The remaining 542 TTM patients were used in a validation phase with measurement of candidate circRNA by quantitative PCR. Therefore, in the validation phase 256 patients with CPC 3–5 and 253 patients with mRS 4–6 showed a poor neurological outcome 6 months after OHCA, while 286 with CPC 1–2 and 289 with mRS 0–3 had a good outcome (Additional file 3: Fig. S1).

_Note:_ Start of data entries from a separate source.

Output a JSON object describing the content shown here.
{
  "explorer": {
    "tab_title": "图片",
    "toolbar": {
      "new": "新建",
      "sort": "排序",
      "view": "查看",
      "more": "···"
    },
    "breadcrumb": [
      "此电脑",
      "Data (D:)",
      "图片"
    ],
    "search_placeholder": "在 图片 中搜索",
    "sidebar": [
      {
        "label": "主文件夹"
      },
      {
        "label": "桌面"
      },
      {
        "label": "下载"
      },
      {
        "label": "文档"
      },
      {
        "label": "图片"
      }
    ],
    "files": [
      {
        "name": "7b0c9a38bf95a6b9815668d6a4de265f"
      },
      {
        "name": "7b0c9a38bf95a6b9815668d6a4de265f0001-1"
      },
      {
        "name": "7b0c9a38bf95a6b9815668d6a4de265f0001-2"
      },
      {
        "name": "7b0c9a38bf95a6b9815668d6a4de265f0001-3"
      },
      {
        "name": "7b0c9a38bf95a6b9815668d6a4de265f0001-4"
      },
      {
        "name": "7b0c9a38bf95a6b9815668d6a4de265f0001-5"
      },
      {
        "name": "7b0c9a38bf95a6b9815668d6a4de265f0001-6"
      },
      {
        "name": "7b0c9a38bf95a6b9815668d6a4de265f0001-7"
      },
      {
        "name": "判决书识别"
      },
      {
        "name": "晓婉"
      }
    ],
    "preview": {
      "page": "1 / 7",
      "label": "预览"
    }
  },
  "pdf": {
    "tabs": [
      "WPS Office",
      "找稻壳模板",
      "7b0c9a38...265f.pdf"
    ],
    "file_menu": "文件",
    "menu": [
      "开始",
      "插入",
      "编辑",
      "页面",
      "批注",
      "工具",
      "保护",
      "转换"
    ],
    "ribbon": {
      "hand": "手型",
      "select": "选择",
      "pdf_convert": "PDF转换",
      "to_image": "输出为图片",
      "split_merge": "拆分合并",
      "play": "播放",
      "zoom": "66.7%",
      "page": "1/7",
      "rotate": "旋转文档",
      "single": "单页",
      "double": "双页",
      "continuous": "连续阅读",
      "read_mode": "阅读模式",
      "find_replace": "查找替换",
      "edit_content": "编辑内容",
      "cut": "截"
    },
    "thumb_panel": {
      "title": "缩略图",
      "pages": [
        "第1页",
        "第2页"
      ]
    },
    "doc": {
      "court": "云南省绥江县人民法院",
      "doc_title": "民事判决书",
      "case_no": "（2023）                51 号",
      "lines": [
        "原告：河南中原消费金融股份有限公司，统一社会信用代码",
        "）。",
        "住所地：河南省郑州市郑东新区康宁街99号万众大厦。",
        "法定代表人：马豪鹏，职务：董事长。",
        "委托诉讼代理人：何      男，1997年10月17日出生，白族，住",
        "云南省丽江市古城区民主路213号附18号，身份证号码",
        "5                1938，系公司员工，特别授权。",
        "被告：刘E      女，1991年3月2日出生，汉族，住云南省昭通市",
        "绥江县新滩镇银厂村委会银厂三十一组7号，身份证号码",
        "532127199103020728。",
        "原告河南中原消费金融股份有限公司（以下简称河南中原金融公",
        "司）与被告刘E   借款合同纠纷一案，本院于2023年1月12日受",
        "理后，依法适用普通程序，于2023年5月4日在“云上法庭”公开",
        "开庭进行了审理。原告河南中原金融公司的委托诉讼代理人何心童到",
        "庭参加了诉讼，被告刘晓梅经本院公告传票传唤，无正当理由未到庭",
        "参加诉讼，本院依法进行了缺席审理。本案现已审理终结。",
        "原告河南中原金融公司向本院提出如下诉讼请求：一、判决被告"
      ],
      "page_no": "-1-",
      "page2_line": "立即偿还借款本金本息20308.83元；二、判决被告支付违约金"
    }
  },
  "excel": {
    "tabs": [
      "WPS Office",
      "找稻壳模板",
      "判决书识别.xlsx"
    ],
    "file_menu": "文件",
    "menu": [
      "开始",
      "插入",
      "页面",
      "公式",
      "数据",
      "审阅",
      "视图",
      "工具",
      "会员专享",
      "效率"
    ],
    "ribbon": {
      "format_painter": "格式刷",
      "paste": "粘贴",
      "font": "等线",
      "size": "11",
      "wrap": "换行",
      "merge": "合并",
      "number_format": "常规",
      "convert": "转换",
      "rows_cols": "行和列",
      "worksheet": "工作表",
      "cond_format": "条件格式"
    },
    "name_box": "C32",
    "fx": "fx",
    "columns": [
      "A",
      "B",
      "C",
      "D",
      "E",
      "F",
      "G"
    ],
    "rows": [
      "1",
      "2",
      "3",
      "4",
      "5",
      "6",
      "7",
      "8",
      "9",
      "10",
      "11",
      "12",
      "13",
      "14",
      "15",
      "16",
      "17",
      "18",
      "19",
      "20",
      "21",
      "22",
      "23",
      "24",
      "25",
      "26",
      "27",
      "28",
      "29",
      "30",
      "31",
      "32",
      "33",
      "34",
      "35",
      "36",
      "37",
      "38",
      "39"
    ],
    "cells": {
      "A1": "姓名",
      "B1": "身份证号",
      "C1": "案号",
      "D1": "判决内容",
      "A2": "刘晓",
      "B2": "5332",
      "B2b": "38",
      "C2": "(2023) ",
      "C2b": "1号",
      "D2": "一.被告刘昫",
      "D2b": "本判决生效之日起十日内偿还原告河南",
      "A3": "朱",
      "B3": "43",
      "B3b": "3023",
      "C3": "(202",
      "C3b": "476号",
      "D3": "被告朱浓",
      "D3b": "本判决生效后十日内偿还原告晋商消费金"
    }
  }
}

Discovery phase: selection of circRNA candidates from RNA-seq data

Whole transcriptome RNA sequencing of the 46 patients enrolled in the discovery phase allowed the identification of 28 candidate circRNAs with differential expression profiles with p < 0.05 and log2-fold change > 0.5 or < − 0.5 between good (CPC 1) and poor (CPC 5) outcome groups (Table 2). Among these circRNAs, 24 were upregulated and 4 were downregulated in the CPC 5 group, as displayed by the volcano plot of Fig. 1a. These circRNAs were able to reasonably distinguish the two groups of patients as showed by the uniform manifold approximation and projection (UMAP) clustering technique (Fig. 1b). A heatmap shown in Fig. 1c displays the clusters of patients and standardized expression levels of the 28 circRNAs for each patient.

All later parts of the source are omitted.